Ripensandoci è meglio dire addio a Keynes

Ci si chiede se la tenuta dei conti pubblici operata dal ministro Tremonti (e riconosciuta da tutti soprattutto in sede internazionale) sia da considerarsi sufficiente o se si doveva fare di più e di meglio. La domanda non è affatto oziosa per un semplice fatto. I parametri di Maastricht richiedono di contenere il debito pubblico entro il 60 per cento e il disavanzo pubblico annuale entro il 3. Siccome questi numeri sono il risultato di una frazione dove al denominatore c’è il Pil e al numeratore ci sono il disavanzo e il debito, i modi per diminuire quel famoso numerino sono due: o diminuisce il numeratore (cioè il debito/disavanzo) o aumenta il denominatore (cioè il Pil). Non si tratta solo di una questione matematica, bensì di una questione di politica economica piuttosto complessa.
Franco Reviglio affronta la questione nel suo ultimo libro Goodbye Keynes?
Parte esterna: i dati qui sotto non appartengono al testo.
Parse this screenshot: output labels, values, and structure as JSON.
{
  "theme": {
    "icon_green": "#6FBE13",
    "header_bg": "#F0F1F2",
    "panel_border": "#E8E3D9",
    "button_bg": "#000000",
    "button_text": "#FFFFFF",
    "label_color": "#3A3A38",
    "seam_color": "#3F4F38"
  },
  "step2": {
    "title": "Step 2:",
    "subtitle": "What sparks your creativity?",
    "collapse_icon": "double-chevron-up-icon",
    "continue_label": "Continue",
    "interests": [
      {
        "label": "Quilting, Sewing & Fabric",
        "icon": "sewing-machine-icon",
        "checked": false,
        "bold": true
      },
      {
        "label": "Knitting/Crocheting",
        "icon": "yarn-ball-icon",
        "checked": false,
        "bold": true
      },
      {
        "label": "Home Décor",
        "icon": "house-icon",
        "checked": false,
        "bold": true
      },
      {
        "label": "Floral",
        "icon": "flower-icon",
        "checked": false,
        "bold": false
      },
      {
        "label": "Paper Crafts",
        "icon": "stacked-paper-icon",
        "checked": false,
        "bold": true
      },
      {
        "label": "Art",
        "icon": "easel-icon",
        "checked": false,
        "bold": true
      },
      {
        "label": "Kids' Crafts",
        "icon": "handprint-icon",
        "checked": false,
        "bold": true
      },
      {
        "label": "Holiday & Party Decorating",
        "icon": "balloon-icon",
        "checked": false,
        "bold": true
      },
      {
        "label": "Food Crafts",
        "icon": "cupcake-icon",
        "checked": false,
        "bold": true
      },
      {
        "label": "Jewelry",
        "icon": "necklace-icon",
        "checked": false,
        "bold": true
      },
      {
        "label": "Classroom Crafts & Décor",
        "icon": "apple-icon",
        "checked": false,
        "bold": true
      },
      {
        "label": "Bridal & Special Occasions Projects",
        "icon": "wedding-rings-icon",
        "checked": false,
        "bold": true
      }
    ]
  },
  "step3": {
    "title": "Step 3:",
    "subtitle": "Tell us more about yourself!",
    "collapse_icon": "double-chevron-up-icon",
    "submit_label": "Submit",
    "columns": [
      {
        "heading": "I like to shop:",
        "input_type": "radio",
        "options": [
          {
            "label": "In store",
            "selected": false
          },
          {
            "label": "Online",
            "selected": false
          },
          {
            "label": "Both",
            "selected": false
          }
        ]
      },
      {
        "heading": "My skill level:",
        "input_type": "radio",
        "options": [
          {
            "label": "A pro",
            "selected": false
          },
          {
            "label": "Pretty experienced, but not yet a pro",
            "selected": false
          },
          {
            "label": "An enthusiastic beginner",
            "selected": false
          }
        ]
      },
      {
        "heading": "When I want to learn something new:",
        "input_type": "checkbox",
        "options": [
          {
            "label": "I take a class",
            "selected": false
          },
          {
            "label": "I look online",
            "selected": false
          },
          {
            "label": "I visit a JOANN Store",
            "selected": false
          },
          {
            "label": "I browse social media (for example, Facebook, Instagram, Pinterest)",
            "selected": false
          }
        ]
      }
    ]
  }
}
Le riforme per tornare a crescere (Guerini e Associati, pagg. 140, euro 15). Reviglio è professore di Economia Pubblica a Torino, ma soprattutto è stato ministro delle Finanze e del Bilancio nei governi che all’inizio degli anni ’90 hanno dovuto operare tagli della spesa pubblica attraverso riforme radicali. Il riferimento a Keynes riguarda una tesi centrale del libro: l’impossibilità di utilizzare la ricetta keynesiana nel contesto attuale e l’errore di averla utilizzata in situazioni simili nel recente passato. «Dall’inizio degli anni Ottanta - scrive Reviglio - l’impiego delle politiche keynesiane per contrastare una disoccupazione non più di natura ciclica, ma strutturale per gli effetti della globalizzazione, ha mostrato i suoi limiti e si è dimostrato non solo inefficace, ma anche dannoso. I debiti pubblici sono aumentati, soprattutto nel caso dell’Italia, senza però produrre i desiderati effetti positivi sulla crescita e sull’occupazione e nello stesso tempo si sono innescati i germi dell’instabilità finanziaria». Si è accumulato un debito pubblico enorme, il terzo al mondo, senza innescare un ciclo economico virtuoso e di crescita dell’economia. Anche perché il debito è stato creato da una spesa pubblica non indirizzata a creare le condizioni dello sviluppo (a esempio attraverso lo sviluppo delle infrastrutture) ma nella logica dello scambio consenso politico/spesa che ha dominato l’economia pubblica per qualche decennio della storia italiana. Una sorta di keynesismo da ciclo elettorale continuo.
Di fronte agli esiti di questo keynesismo sbagliato la situazione attuale appare più chiara. Non è l’effetto di politiche neoliberiste che, incuranti della questione sociale, propugnano tagli alla spesa a favore solo della logica efficientista del mercato. È vero il contrario: proprio le politiche keynesiane (anche se in una interpretazione sbagliata) hanno provocato il disastro della spesa pubblica cui ci troviamo di fronte e che dobbiamo fronteggiare. Ormai è dimostrato che i Paesi con un debito pubblico superiore al 90 per cento del Pil hanno un tasso di crescita inferiore perché spiazza gli investimenti privati, non accresce la produttività (perché la maggior parte del debito stesso è stata accesa per la spesa corrente e non per gli investimenti), tiene la pressione fiscale alta a causa degli elevati interessi che lo Stato deve pagare.
In questa situazione l’imperativo categorico sarebbe calare le tasse per favorire la crescita e, quindi, calare il debito pubblico, ma ciò è reso impossibile dal debito pubblico stesso.

Reviglio sostiene che occorra più incisività nel recupero dell’evasione fiscale e che occorra spostare in modo sostanziale il carico fiscale dalle persone alle cose, come direbbe Tremonti. Sembrano obiettivi che si stanno allontanando.